Am 15.9.2016 wurde ein Brief der Pflegedirektor_innen des KAV publik, in dem die Pfleger_innen des KAV unterschwellig gegen die Ärzt_innen aufgehetzt werden. ⇒ http://imgur.com/a/85fKI

Der Brief ist zwar an die Stadträtin Wehsely adressiert, bezweckt aber im Endeffekt nichts anderes, als unter den Pflegenden im KAV Unverständnis und Ablehnung gegenüber den Protesten der Ärzt_innen zu schüren. Ja, es gibt Ablehnung des Ärzt_innenstreiks unter den Pfleger_innen, es gibt aber auch Unterstützung. Was in diesem Brief jedoch geschieht, ist ein Ausspielen der Berufsgruppen, indem die Pfleger_innen als fleißige, brave Arbeitsbienen dargestellt werden, die den Streik der Ärzt_Innen ausbaden.
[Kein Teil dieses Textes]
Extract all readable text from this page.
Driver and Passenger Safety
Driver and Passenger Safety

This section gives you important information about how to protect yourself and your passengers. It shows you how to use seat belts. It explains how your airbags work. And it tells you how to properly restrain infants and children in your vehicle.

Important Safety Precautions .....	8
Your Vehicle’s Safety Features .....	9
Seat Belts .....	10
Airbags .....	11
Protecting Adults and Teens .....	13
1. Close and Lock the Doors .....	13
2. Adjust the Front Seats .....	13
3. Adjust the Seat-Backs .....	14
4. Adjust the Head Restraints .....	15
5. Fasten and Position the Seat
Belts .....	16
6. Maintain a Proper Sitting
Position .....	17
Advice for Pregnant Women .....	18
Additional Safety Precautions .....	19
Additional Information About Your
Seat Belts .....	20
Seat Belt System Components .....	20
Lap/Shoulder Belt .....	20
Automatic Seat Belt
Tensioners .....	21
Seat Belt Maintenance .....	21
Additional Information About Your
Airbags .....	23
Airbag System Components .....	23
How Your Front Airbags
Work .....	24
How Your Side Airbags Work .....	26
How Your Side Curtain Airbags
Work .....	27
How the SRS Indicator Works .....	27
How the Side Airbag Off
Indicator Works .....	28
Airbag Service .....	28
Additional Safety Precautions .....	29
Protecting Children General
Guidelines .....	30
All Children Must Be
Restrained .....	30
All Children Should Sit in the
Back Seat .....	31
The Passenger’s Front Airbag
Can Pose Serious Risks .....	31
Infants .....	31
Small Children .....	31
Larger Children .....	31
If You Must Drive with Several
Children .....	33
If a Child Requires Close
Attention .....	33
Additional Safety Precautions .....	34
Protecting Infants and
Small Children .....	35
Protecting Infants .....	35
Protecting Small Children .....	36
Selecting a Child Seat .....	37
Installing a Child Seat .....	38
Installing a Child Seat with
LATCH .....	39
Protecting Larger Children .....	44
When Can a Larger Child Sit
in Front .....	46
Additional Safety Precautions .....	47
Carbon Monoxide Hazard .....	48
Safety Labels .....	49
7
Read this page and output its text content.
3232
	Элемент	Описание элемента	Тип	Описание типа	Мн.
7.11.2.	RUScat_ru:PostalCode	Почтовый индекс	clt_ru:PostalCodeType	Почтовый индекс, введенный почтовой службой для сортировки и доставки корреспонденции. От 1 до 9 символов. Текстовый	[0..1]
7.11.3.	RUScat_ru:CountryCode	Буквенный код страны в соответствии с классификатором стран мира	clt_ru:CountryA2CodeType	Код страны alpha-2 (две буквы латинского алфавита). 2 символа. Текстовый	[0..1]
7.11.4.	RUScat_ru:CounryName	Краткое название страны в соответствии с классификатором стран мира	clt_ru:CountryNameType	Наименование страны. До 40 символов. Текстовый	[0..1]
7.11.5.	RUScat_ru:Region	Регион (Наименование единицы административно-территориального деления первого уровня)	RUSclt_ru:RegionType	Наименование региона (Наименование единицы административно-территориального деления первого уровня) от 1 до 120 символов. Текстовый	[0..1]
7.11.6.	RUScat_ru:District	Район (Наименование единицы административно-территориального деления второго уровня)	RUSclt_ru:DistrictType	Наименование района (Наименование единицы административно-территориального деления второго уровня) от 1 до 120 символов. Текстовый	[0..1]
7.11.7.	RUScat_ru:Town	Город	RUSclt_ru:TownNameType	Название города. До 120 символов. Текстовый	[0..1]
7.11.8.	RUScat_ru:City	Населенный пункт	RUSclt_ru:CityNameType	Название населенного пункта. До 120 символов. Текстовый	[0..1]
Im Brief ist die Rede von effektiver Personalbedarfs- und Einsatzplanung in der Pflege des KAV als positives Beispiel. Das ist schlicht und einfach nicht wahr. Die PPR, auf der die Pflegepersonalbedarfsplanung in vielen Abteilungen des KAV basiert, ist nichts anderes als eine antiquierte Personalplanung auf unterstem Niveau, welche Patient_innen gefährdet. Die Pflegedirektor_innen schreiben, dass die Übernahme des mitverantwortlichen Tätigkeitsbereichs die Ärzt_innen entlastet hat. Das mag zwar stimmen, jedoch hat diese Übernahme die Pflege massiv mehr belastet. Die im Brief erwähnte kompensatorische Entlastung durch Administrativ- und Servicekräfte ist ein Wunschtraum. Die Pflege im KAV ist am Limit. Tagtäglich geschieht gefährliche Pflege, weil die Personalaustattung alles andere als ausreichend ist. Wenn die Pflegedirektor_innen hier die Pflege als positives Beispiel gegen die Anliegen der Ärzt_innen ins Spiel bringen wollen, ist das ein Schlag ins Gesicht der Pflege.

Jetzt heißt es, gemeinsam auftreten. Wir, nämlich alle Berufsgruppen im KAV, müssen uns dagegen wehren, dass versucht wird uns zu spalten, uns gegeneinander auszuspielen.. Wir müssen uns dagegen wehren, dass am Rücken der Beschäftigten und der Patient_innen eine Spar- und Gefährdungspolitik gefahren wird. Die Pflegedirektor_innen repräsentieren nicht die Pfleger_innen. Sie offenbaren sich als Handlanger_innen der Politik der Wiener Stadtregierung.

Jetzt ist auch die Younion gefragt, die sich immer damit rühmt, für alle Berufsgruppen zu kämpfen. Wehren wir uns. Kämpfen wir für eine Gesundheitspolitik, die den Namen verdient hat. Jetzt ist auch die Ärzt_innenkammer gefragt, sich mit den Pfleger_innen und allen anderen Berufsgruppen solidarisch zu erklären.